With this uncompromising bottom line clearly articulated, Greenwald then presented a tripartite analysis of why, despite the presence of the US Constitution and its Bill of Rights, the state of civil liberties in the US today appears to be quite as problematic as it is and why the US populace has so easily acquiesced to this denial of their constitutional privileges.

First, the US has been since 2001, in a state of ‘perpetual war’, against poorly defined enemies, with no geographic or temporal limitation. This war ensures the endless invocation of natural security as a reason for the attenuation and abuse of civil liberties, whether it be surveillance, indefinite detention without trial, or the assassination of American citizens without trial. The lessons of history have been learned well by the administrations that have held power in the US over the past dozen years: war provides refuge for roguish government behavior of all kinds, and nothing quite prepares a populace for the surrender of civil liberties like the threat of an enemy, one whose threat can only be repelled by increasing the powers a state commands.

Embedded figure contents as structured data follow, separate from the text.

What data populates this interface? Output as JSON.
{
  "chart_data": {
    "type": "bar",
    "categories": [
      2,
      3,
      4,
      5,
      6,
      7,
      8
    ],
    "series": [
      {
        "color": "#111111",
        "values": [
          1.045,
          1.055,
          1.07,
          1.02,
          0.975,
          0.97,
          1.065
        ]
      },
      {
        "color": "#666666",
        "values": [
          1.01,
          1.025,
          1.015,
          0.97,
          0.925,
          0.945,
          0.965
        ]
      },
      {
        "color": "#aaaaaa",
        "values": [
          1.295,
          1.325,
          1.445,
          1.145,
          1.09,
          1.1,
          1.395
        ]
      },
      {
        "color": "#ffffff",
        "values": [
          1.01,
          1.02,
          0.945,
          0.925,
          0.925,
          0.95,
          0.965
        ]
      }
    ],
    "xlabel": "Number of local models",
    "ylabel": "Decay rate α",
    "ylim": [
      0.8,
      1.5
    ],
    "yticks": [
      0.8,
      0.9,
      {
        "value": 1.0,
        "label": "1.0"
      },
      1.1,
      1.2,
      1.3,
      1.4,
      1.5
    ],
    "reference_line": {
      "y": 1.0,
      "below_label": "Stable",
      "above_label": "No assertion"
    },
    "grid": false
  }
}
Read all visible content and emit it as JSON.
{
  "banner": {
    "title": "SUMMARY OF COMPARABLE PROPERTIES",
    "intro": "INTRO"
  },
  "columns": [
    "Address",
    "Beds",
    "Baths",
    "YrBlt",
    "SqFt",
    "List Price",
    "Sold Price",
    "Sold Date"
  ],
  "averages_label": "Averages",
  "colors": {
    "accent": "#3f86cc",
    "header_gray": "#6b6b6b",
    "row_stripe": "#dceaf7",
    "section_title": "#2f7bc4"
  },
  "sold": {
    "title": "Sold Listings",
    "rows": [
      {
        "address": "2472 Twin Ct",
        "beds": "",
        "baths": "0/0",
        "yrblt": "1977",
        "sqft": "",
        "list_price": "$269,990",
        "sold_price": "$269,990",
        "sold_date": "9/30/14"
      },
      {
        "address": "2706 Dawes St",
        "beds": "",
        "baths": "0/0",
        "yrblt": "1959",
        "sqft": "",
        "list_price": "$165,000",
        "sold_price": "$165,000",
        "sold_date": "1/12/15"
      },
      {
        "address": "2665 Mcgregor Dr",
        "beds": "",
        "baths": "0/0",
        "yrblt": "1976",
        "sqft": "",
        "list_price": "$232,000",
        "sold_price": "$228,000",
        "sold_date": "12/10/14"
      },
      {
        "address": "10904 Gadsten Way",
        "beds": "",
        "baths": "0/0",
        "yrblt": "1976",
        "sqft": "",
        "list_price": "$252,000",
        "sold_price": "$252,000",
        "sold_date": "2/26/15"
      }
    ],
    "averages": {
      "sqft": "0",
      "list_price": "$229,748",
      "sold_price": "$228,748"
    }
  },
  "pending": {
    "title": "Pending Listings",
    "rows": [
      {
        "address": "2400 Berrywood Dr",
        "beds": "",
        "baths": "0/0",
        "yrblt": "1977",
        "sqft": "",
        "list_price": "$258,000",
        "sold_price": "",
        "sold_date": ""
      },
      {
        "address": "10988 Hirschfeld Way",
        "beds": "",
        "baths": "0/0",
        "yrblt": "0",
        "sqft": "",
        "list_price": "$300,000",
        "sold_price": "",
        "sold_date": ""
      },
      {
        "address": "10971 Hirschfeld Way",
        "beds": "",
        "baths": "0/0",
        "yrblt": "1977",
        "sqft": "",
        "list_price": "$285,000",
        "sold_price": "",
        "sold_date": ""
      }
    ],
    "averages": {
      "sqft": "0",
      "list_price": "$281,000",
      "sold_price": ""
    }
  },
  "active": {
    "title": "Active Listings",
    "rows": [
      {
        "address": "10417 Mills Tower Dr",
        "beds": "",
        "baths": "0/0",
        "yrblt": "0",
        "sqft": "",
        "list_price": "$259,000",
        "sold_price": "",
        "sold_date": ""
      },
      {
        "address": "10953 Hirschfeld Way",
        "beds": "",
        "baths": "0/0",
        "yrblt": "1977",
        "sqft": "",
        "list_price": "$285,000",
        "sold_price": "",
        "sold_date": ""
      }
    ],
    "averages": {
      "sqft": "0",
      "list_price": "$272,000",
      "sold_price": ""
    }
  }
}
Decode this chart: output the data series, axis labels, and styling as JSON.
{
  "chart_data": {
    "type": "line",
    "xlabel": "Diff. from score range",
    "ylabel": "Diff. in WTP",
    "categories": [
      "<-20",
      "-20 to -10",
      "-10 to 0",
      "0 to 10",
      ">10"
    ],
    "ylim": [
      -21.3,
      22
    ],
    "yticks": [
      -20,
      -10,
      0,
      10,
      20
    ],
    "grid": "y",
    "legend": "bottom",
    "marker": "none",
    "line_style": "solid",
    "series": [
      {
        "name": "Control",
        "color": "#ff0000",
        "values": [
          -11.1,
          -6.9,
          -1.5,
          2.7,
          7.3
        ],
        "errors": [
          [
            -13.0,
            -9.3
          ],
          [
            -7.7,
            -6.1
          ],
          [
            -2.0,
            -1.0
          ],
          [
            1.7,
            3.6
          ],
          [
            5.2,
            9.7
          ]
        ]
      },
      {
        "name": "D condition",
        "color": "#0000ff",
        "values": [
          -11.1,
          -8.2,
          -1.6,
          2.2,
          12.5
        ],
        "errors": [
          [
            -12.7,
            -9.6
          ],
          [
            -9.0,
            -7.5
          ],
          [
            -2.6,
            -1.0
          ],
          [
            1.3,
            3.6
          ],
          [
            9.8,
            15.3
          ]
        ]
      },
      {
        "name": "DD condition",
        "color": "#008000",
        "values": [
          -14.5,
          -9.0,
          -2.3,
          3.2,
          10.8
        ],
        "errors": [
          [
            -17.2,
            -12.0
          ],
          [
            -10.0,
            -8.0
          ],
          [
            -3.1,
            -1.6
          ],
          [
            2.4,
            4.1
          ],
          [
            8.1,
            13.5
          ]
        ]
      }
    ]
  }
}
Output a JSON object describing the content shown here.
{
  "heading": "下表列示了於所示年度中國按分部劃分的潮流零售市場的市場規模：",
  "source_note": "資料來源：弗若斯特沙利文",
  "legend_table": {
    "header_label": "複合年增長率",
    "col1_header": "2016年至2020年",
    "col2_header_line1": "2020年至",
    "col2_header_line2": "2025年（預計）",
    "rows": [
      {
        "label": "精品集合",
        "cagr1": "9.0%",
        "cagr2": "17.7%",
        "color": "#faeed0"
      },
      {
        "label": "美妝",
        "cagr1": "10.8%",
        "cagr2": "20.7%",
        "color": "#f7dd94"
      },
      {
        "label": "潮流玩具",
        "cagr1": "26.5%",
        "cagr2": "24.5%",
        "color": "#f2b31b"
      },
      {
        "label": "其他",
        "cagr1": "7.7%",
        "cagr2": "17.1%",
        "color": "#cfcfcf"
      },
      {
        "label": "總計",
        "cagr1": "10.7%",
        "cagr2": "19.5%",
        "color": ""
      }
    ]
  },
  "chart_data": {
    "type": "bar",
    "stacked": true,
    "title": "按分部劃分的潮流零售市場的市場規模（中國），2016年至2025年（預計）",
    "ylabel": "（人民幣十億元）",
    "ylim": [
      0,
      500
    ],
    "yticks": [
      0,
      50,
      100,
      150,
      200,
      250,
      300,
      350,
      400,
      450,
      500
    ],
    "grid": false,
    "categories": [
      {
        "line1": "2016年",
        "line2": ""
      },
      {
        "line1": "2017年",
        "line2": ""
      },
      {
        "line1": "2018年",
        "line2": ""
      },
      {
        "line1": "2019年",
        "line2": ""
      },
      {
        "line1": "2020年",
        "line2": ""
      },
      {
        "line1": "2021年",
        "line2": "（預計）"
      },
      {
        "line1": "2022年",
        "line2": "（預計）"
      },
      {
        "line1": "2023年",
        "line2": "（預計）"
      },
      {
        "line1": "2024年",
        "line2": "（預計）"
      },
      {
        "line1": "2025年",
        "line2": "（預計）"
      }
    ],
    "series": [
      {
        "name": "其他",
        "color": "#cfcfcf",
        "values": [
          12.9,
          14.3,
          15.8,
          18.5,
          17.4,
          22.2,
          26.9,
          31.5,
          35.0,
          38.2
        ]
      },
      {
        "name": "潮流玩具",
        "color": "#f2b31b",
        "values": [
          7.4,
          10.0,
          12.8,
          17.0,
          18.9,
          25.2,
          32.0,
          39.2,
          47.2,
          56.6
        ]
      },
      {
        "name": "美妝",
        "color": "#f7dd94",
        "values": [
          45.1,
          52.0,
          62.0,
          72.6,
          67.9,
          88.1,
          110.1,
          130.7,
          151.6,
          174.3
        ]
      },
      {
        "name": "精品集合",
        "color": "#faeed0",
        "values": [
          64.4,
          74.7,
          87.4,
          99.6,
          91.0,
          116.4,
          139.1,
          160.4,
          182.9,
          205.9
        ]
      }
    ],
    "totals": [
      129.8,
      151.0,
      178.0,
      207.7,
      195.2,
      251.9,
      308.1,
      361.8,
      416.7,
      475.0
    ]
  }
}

Second, the surrender of civil liberties is made more palatable when their abuse by the state appears to be directed against a demonized minority. The gullible majority, convinced that these systematic corruptions of the Bill of Rights remain confined to just this hapless lot, and convinced that their liberties are being protected as a consequence, gladly sign on and form cheering squads, unaware that soon the baleful eye of the powers-that-be will be turned upon them. In the American context  Muslim-Americans have borne the brunt of the the post-911 ravishing of the Bill of Rights. There is little sympathy for them in most parts of the American polity, but the damage done to what is considered ‘normal’ is real enough. Our civil liberties were, and are, next.

Third, yesterday’s ‘extreme’ or ‘radical’ is today’s normal. When the Patriot Act was first passed, it provoked vigorous debate and contestation even in a country still traumatized by 9/11. Its renewals have provoked little debate and attention. We live in a post-Patriot Act US. Its draconian provisions are now the new normal. In this context, I’d like to note once again, the seemingly-useless but very-effective-in-getting-citizens-used-to-the-idea-of-random-searches subway searches in New York City.

Greenwald spoke on a great deal more, including, most importantly, how concerted, determined, political activism by the citizenry still remains, the only and best way to safeguard and preserve the Bill of Rights.

My brief notes above are merely a sampler; catch him at a speaking venue near you if you can.